Financial markets have turned volatile by a multiple over 2019. The global pandemic has hit markets in India and the world and split the investor community. Some think people are optimistic even to believe that the world would see a ‘U’ shaped recovery. Then some foresaw a ‘V’ shaped recovery and played the market. The S&P BSE Sensex and NSE Nifty movement in March 2020 was a case in point. After a 40 per cent slump, share prices have crawled back to the same levels.
Before the pandemic, the India VIX index used to hover between 15-20 levels. It scaled a record high in the 80s and quickly crossed the 20-mark on volatile days. The last time volatility soared like that was in the aftermath of the global financial crisis. It took a good one year for businesses to recover. The present situation is not just about financial markets. It is a medical problem that has turned into a social and
economic issue. That could take much longer to recover than anyone thinks. From a personal finance standpoint, you have enough time to rework your investments.
The policy uncertainty back in 2019 seems like no uncertainty at all. Just read the commentary from experts. Very few can tell you what lies ahead. Someone says the US dollar would crash and someone else pitches for the flight to safety in the US dollar-denominated assets. Analysts have a wide range of assessment for India’s growth in 2020-21 and 2021-22. Some say the economy would contract by as high as 10 per cent and bounce back to 7 per cent growth in 2021-22. Riding on that assessment, stock market analysts predict a fall of 10-15 per cent in profit growth of Nifty companies and a jump of as high as 55 per cent in 2021-22. It is tough to make sense of these numbers and believe that things would move that direction. That makes direct stock market investing tough. However, passive investing through exchange-traded funds or mutual funds may be a way out.
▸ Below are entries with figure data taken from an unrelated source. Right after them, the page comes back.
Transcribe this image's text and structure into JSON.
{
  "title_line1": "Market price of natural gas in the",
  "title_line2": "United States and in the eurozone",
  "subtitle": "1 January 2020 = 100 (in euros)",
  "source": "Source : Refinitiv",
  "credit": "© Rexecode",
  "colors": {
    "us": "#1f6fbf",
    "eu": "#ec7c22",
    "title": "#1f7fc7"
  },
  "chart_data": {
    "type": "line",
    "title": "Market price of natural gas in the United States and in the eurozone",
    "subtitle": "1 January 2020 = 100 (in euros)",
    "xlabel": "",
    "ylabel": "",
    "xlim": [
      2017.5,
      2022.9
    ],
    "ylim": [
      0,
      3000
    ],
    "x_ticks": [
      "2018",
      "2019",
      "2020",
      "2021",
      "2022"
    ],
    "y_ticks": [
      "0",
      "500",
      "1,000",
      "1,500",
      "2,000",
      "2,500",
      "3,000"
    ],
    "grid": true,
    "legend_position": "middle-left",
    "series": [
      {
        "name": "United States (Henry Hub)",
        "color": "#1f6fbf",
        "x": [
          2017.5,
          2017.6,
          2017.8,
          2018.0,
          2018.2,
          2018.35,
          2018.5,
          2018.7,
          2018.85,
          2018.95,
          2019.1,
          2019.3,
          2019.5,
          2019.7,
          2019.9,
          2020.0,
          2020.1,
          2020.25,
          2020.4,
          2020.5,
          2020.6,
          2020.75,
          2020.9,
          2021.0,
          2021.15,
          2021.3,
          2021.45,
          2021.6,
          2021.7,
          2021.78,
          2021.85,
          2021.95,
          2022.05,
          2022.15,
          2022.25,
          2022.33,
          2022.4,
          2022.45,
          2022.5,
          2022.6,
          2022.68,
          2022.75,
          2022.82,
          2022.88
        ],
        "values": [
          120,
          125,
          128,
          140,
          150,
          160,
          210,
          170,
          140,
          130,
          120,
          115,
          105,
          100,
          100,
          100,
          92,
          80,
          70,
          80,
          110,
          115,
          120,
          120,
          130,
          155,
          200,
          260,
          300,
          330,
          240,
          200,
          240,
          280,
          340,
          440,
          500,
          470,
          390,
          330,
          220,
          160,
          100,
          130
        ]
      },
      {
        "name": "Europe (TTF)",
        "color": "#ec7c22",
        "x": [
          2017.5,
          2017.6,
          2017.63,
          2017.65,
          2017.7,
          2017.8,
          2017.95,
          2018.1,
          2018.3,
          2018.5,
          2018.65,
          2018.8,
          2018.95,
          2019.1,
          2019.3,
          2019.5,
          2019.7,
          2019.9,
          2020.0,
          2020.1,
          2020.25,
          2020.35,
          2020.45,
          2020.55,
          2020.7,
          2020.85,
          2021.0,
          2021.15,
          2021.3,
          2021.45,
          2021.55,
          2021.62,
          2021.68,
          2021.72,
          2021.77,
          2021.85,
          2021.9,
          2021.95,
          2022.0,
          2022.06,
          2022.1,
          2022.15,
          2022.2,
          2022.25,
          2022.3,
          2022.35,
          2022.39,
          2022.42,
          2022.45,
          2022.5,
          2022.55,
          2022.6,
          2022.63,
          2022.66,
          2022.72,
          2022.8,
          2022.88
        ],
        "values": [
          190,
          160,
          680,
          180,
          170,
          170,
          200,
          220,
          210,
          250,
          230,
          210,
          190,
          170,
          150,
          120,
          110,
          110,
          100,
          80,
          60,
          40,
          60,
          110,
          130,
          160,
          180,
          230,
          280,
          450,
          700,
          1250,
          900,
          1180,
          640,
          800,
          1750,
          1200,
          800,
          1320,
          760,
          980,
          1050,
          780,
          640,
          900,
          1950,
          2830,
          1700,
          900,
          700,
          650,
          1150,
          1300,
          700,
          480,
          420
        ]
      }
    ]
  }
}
It was just about waiting for the election results day to make things simple from a policy standpoint. The present situation takes the complexity of the government policy to a new level. Ahead of the pandemic, the government was trying to pitch India as an alternate destination for manufacturing as the US-China trade war waged. As the epidemic hit the world, the government is out pushing India as an investment destination. It hurriedly passed a few labour laws to enhance further the ‘Ease of doing business’ standing in the world.
However, with tax and non-tax revenue in a free fall, the government has limited headroom to provide any financial incentives to new businesses. The present need is to put cash in the hands of the people and companies. However, the government is unable to do so due to fiscal constraints. It has resorted to making changes in compliance rules and providing relief on tax compliance and loan repayments. While it is prudent from a government finances standpoint, it may not be enough. It would help if you watched out for the interest rates as they affect your finances directly.
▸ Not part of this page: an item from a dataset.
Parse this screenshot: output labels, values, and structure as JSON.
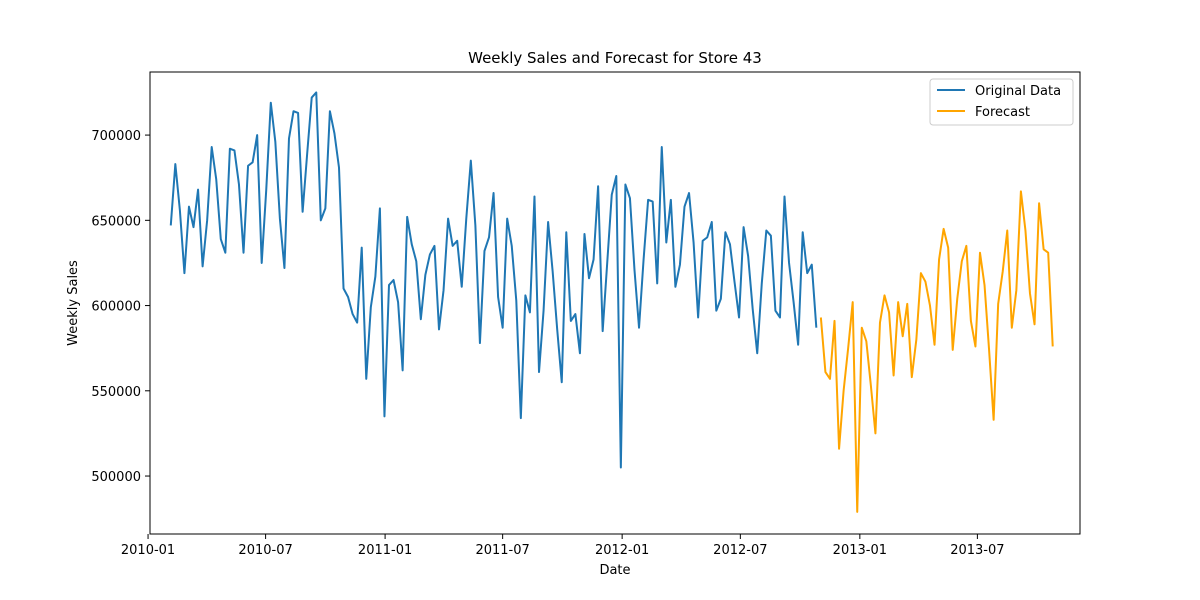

It was all about the ambiguity in the government policies ahead of the 2019 general elections and after the event. Today, the term is much more clear than ever before. One example is enough to explain it. There was a lot of apprehension about employees ‘working from home’ before the pandemic. As the number of infections raged, white-collar workers swiftly made a move. So much so that businesses are now in a fix. Many have found employees turn more efficient than before. While you cannot replace an office with all employees working from home at large listed companies, you have to incorporate new policies to make that a standard procedure. There is a lot of ambiguity out there about ‘workplace’ rules at home.